Penyebab Kebakaran Rumah Adat Kasepuhan Cipta Mulya Sukabumi, Kerugian Capai Rp 2,5 Miliar
Ardhi Sanjaya July 26, 2026 05:07 PM

TRIBUNNEWSBOGOR.COM -- Bupati Sukabumi, Asep Japar, mendatangi lokasi kebakaran di Kasepuhan Cipta Mulya, Desa Sirnaresmi, Kecamatan Cisolok, Kabupaten Sukabumi, Jawa Barat, Sabtu (25/7/2026) malam.

Asep Japar langsung menemui Ketua Adat Kasepuhan Cipta Mulya yang juga mengungsi di rumah Kepala Desa Sirnaresmi, karena imah gede atau rumah adat juga ludes terbakar.

Selepas berbincang dengan ketua adat, Asep Japar langsung ke lokasi kebakaran imah gede. Ia melihat langsung kondisi rumah yang hanya menyisakan puing dan abu.

Asep Japar mengatakan, kebakaran diduga akibat korsleting listrik di MCK atau WC umum yang berada dekat imah gede.

"Ini kejadian tadi jam 2 siang, menurut dari hasil pendataan tadi ada 50 an rumah hangus dengan jumlah 70 kepala keluarga, jumlah dari keseluruhan ada 420 jiwa. Sementara itu diduga dari korsleting arus pendek listrik," kata Asep Japar di lokasi.

Asep Japar menyebutkan, kerugian kasar atau hitungan sementara kerugian akibat kejadian tersebut mencapai sekitar Rp2,5 miliar.

"Nah taksiran kerugian kan ini ada yang punya TV, ada yang punya peralatan lainnya, diperkirakan 2,5 miliar karena ada imah Gede ludes juga yang punya Ketua Adat. 2,5 M itu hitungan kasar termasuk lumbung padi," ucap Asep Japar.

Menurut Asep Japar, api dengan cepat menghanguskan puluhan rumah warga karena rata-rata rumah terbuat dari bilik bambu dengan atap ijuk.
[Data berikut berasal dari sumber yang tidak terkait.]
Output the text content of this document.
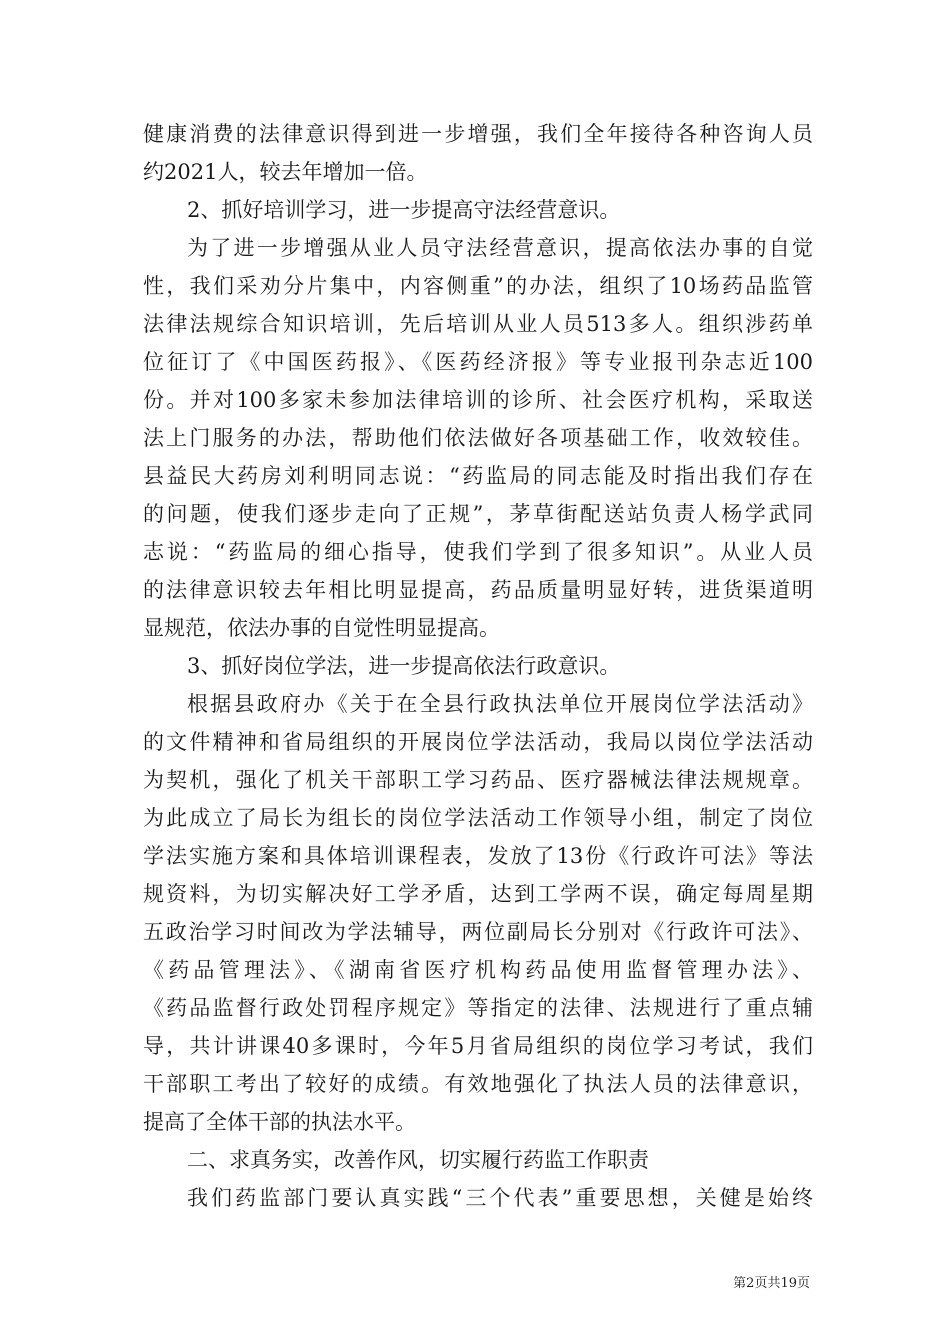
健康消费的法律意识得到进一步增强，我们全年接待各种咨询人员
约2021人，较去年增加一倍。
2、抓好培训学习，进一步提高守法经营意识。
为了进一步增强从业人员守法经营意识，提高依法办事的自觉
性，我们采劝分片集中，内容侧重”的办法，组织了10场药品监管
法律法规综合知识培训，先后培训从业人员513多人。组织涉药单
位征订了《中国医药报》、《医药经济报》等专业报刊杂志近100
份。并对100多家未参加法律培训的诊所、社会医疗机构，采取送
法上门服务的办法，帮助他们依法做好各项基础工作，收效较佳。
县益民大药房刘利明同志说：“药监局的同志能及时指出我们存在
的问题，使我们逐步走向了正规”，茅草街配送站负责人杨学武同
志说：“药监局的细心指导，使我们学到了很多知识”。从业人员
的法律意识较去年相比明显提高，药品质量明显好转，进货渠道明
显规范，依法办事的自觉性明显提高。
3、抓好岗位学法，进一步提高依法行政意识。
根据县政府办《关于在全县行政执法单位开展岗位学法活动》
的文件精神和省局组织的开展岗位学法活动，我局以岗位学法活动
为契机，强化了机关干部职工学习药品、医疗器械法律法规规章。
为此成立了局长为组长的岗位学法活动工作领导小组，制定了岗位
学法实施方案和具体培训课程表，发放了13份《行政许可法》等法
规资料，为切实解决好工学矛盾，达到工学两不误，确定每周星期
五政治学习时间改为学法辅导，两位副局长分别对《行政许可法》、
《药品管理法》、《湖南省医疗机构药品使用监督管理办法》、
《药品监督行政处罚程序规定》等指定的法律、法规进行了重点辅
导，共计讲课40多课时，今年5月省局组织的岗位学习考试，我们
干部职工考出了较好的成绩。有效地强化了执法人员的法律意识，
提高了全体干部的执法水平。
二、求真务实，改善作风，切实履行药监工作职责
我们药监部门要认真实践“三个代表”重要思想，关健是始终
第2页共19页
Ditambah angin kencang membuat api cepat menjalar.

"Nah ini semua kan tidak permanen, ini rata-rata dari bambu ya, dari bilik, ini ada sebagian kecil setengah badan, terus ini juga ada Leuit ya lumbung padi, makanya ini kan banyak padi-padi yang terbakar," ujarnya.
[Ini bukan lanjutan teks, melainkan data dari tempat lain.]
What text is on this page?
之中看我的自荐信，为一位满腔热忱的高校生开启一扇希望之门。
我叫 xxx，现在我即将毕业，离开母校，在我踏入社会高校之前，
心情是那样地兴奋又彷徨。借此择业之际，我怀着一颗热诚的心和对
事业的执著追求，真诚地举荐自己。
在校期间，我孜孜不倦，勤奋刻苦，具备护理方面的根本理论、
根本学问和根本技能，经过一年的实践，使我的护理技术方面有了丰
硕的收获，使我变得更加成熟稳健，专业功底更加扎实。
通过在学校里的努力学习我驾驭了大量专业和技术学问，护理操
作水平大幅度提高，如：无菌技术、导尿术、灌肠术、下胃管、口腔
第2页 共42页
Untuk penanganan jangka pendek, pihaknya akan melakukan pembahasan terlebih dahulu dengan dinas terkait. Sementara ini, korban terdampak mengungsi di rumah saudara mereka.

"Penanganan jangka pendek besok kita akan rapatkan dengan dinas terkait untuk penanganan. Di malam hari korban yang terdampak itu sekarang banyak di rumah saudaranya, besok insya Allah kita akan pasang tenda," tutur Asep Japar.

Menyikapi banyaknya lumbung padi yang ludes terbakar, membuat persediaan pangan warga habis. Asep Japar memastikan kebutuhan makan para korban akan dipenuhi.

"Kita sudah ada beberapa relawan untuk kebutuhan makanannya, nanti kita akan sediakan dapur umum," kata Asep Japar.